Après sept mois de blocage, le bateau de l'ONG Sea-Watch peut enfin quitter le port espagnol de Borriana. Il va prendre la direction de la zone de sauvetage au large de la Libye, où il devrait arriver d'ici mercredi.

Le Sea Watch 3 reprend la mer, après sept longs mois d'absence. Il a quitté, vendredi 19 février, le port de Borriana en Espagne.

Le navire de sauvetage doit effectuer un dernier entraînement en haute-mer avant de prendre la direction de la zone de sauvetage au large de la Libye, la SAR zone. "Il n'y sera pas avant au moins quatre ou cinq jours", a précisé l'ONG Sea-Watch à InfoMigrants.

Alors que les traversées se sont multipliées ces derniers jours, le seul bateau humanitaire présent en Méditerranée est l'Aita Mari du collectif espagnol Maydayterraneo. Or celui-ci est surchargé après avoir secouru vendredi quelque 148 migrants, lors de deux sauvetages.

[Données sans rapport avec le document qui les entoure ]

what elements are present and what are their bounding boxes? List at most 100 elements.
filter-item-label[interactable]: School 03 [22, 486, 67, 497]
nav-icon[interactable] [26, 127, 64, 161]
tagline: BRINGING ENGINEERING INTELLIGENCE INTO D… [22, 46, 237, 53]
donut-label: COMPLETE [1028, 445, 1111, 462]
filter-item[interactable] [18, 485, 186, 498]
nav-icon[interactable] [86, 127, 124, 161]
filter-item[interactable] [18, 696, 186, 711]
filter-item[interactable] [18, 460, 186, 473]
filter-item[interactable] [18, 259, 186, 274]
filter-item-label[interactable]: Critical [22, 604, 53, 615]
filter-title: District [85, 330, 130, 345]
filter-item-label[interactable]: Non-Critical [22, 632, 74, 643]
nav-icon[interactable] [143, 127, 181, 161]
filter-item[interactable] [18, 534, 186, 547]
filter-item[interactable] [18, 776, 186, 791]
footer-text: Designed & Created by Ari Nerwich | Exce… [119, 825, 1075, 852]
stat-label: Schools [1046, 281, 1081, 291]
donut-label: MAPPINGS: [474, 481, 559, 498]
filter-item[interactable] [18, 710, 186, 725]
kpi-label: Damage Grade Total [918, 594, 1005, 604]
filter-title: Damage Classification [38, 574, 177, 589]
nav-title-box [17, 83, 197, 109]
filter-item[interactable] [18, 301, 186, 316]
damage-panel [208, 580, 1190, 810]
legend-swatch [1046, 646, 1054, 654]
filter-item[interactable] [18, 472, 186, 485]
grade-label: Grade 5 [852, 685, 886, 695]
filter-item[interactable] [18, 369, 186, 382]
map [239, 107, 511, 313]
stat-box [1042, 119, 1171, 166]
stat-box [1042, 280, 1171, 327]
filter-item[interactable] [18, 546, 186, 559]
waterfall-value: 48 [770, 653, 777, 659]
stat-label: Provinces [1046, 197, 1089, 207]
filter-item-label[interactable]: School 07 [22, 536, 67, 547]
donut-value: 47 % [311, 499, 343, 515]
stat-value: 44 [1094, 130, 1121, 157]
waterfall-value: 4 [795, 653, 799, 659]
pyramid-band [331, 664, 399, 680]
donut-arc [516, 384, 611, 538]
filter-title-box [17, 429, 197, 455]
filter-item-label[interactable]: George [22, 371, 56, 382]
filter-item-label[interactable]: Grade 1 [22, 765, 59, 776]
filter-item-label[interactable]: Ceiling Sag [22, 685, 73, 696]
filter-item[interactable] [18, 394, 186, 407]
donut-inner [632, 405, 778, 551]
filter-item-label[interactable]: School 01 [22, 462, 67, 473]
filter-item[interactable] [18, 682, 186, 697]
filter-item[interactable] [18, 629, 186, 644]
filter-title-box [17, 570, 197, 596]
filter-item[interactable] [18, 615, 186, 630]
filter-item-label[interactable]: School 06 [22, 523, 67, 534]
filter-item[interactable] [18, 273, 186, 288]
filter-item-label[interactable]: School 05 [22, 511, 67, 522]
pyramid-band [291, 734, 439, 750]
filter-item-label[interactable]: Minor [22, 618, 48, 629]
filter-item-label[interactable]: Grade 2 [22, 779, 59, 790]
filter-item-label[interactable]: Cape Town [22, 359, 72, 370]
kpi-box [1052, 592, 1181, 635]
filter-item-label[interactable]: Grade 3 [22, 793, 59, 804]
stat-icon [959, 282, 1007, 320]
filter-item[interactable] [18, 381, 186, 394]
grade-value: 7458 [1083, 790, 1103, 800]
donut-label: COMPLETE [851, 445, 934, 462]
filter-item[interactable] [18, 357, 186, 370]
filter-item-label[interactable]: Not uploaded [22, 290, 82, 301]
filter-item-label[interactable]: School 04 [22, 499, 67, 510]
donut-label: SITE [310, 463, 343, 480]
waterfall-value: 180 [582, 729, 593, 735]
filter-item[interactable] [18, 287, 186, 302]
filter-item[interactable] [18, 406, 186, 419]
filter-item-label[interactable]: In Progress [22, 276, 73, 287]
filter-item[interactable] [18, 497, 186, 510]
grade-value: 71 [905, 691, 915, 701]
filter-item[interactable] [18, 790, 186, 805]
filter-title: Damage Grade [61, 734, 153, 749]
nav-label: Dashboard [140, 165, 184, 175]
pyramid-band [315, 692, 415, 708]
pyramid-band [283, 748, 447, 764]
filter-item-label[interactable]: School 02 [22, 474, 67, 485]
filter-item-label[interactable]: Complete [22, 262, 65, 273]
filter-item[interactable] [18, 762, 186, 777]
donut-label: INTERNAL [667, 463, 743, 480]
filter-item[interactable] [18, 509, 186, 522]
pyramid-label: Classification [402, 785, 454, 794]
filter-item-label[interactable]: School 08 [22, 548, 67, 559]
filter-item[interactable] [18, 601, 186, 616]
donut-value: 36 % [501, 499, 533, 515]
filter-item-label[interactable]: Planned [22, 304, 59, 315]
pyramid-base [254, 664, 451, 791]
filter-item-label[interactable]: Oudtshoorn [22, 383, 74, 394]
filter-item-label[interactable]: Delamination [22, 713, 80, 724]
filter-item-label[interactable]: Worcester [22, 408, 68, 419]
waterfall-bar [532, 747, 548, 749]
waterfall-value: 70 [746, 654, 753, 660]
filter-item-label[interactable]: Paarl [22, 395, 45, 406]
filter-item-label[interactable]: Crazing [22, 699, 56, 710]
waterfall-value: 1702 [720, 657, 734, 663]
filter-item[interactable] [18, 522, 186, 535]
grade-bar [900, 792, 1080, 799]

L’Aita Mari, qui peut accueillir jusqu'à 120 passagers, a ainsi dépassé sa capacité maximale. Et le sauvetage d'une potentielle nouvelle embarcation en détresse s'avèrerait problématique. 

Sept mois d'immobilisation

Le Sea Watch 3 avait été saisi en juillet 2020 par les garde-côtes italiens qui avaient constaté "plusieurs irrégularités techniques et opérationnelles" lors d'un contrôle à bord.

Un coup dur pour l'équipage de ce navire qui avait déjà été longuement bloqué à cause de la crise sanitaire. Son activité avait également dû être stoppée durant cinq mois en 2019, lorsqu'il avait été saisi par la justice italienne.

Cette fois, le Sea Watch 3 reprend la mer après une certification de sécurité effectuée par les autorités espagnoles.